Os clubes poderão constituir empresa conforme os tipos
previstos no Código Civil (Lei nº 10.406/2002). Os modelos mais recorrentes são
a sociedade anônima e a sociedade limitada. Em ambos os casos, estarão
submetidos aos regimes estabelecidos pela Lei das S/A (nº 6.404/1976) e Lei
Pelé (nº 9.615/1998). Cabe lembrar que as sociedades limitadas, embora não
emitam ações, podem ser regidas de maneira subsidiária pela Lei das S/A,
conforme deliberação do Superior Tribunal de Justiça (STJ).
A sociedade anônima parece ser a alternativa mais
interessante para os clubes, pois lhes permitiria fazer IPO (Initial Public
Offering/Oferta Pública Inicial), ingressando na Bolsa de Valores e captando
recursos no mercado mobiliário, sem ampliar seu endividamento, que já soma R$
6,9 bilhões, somente entre os 20 integrantes da Série A do Brasileirão, sendo
35% referentes a débitos fiscais. As agremiações passariam a ter acionistas e
deixariam de depender apenas de patrocinadores, cotas da televisão, bilheteria,
vendas de produtos licenciados e receita dos programas de sócio-torcedor. As
agremiações que preferirem a sociedade limitada poderão ter investidores e até
mesmo sócios não ligados ao futebol, com boas possibilidades de captar recursos
sem endividamento.
O substitutivo aprovado na Câmara dos Deputados também
facilita o pagamento dos débitos tributários e não tributários, que pode ser
feito à vista, com desconto de 95% nas multas, 65% nos juros e 100% dos encargos
legais; ou em até 12 parcelas. Neste caso, os abatimentos serão,
respectivamente, de 90%, 60% e 100%. Ou seja, os clubes-empresa, que também
poderão usufruir de regime tributário especial, denominado Simples-Fut, terão
um alívio no fluxo de caixa. Assim, poderão reorganizar orçamentos e iniciar
uma nova filosofia de gestão. Porém, se não fizerem tal lição de casa, em pouco
tempo estarão novamente em dificuldades.
Ademais, os clubes-empresa estarão sujeitos a controles e
sanções mais rígidas do que tiveram até hoje como entidades sem fins
lucrativos. No caso das S/A, terão de seguir as normas estabelecidas pela
Comissão de Valores Mobiliários (CVM), ter estatutos, realizar assembleias de
prestação de contas aos associados e adotar todos os procedimentos de
companhias que emitem ações. São, convenhamos, desafios gigantescos para os
clubes como agora os conhecemos, assim como o serão para a própria CVM. Outro
tema que traria, certamente, questões a serem debatidas é a relação entre o
clube-empresa e investidores minoritários, tendo ou não acordo de acionistas.
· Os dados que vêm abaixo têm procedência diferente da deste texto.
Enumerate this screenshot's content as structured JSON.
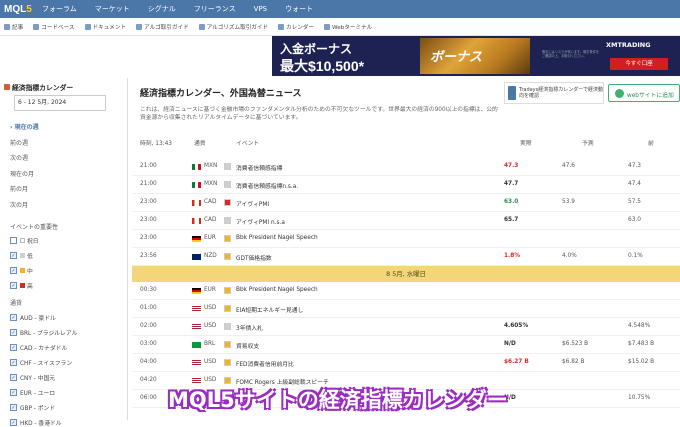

Enfim, há grandes desafios que precisariam ser debatidos previamente. No
tocante às sociedades limitadas, terão de seguir o previsto no Código Civil e
as obrigações inerentes a quaisquer empresas.
Nos dois modelos de sociedade, um dos fatores do PL
substitutivo que poderá contribuir muito para um choque positivo de gestão é a
determinação de que o clube-empresa conte com auditoria independente (conforme
previsto na Lei Pelé para as sociedades limitadas e na Lei das S/A). O auditor,
por meio de procedimentos técnicos, analisa se as informações apresentadas
representam adequadamente, em todos os aspectos relevantes, a situação
patrimonial e financeira da organização, o desempenho de suas operações e seus
fluxos de caixa.
As análises realizam-se de acordo com as práticas contábeis
adotadas no Brasil, hoje alinhadas às normas internacionais. Ajudam as
organizações na correção de rumos, no aprimoramento da gestão e na correção dos
balanços contábeis. Portanto, os critérios observados pela auditoria
independente, mais do que atender às exigências legais, devem ser entendidos
como um referencial para a transparência e a qualidade das informações
financeiras. Além disso, o procedimento ampliará a credibilidade dos
clubes-empresas, ajudando na atração de investidores e até mesmo na conquista
de patrocínios.
Também decisiva será a adoção de melhores práticas de
governança corporativa, importante para organizar a interação entre os
acionistas, os conselhos de administração e fiscal, a diretoria executiva e a
auditoria independente, no caso das S/A e dos sócios, gestores e auditores, no
que diz respeito às sociedades limitadas. Trata-se, portanto, de um fator que
contribuirá decisivamente para manter o crescimento e o equilíbrio financeiro,
melhorar a rentabilidade e responder às crescentes demandas de transparência e
compliance por parte da sociedade. É, ainda, relevante para a melhoria do
próprio ambiente de negócios na dimensão do esporte. As boas regras de conduta
também poderão ser uma boa influência para as torcidas e contribuir para tornar
o futebol mais organizado e mais crível perante a população e os poderes da
República.
As diretrizes legais, auditoria independente e a adoção de
melhores práticas de governança serão os pilares de sustentabilidade dos
clubes-as empresas, contribuindo para o fortalecimento do futebol brasileiro.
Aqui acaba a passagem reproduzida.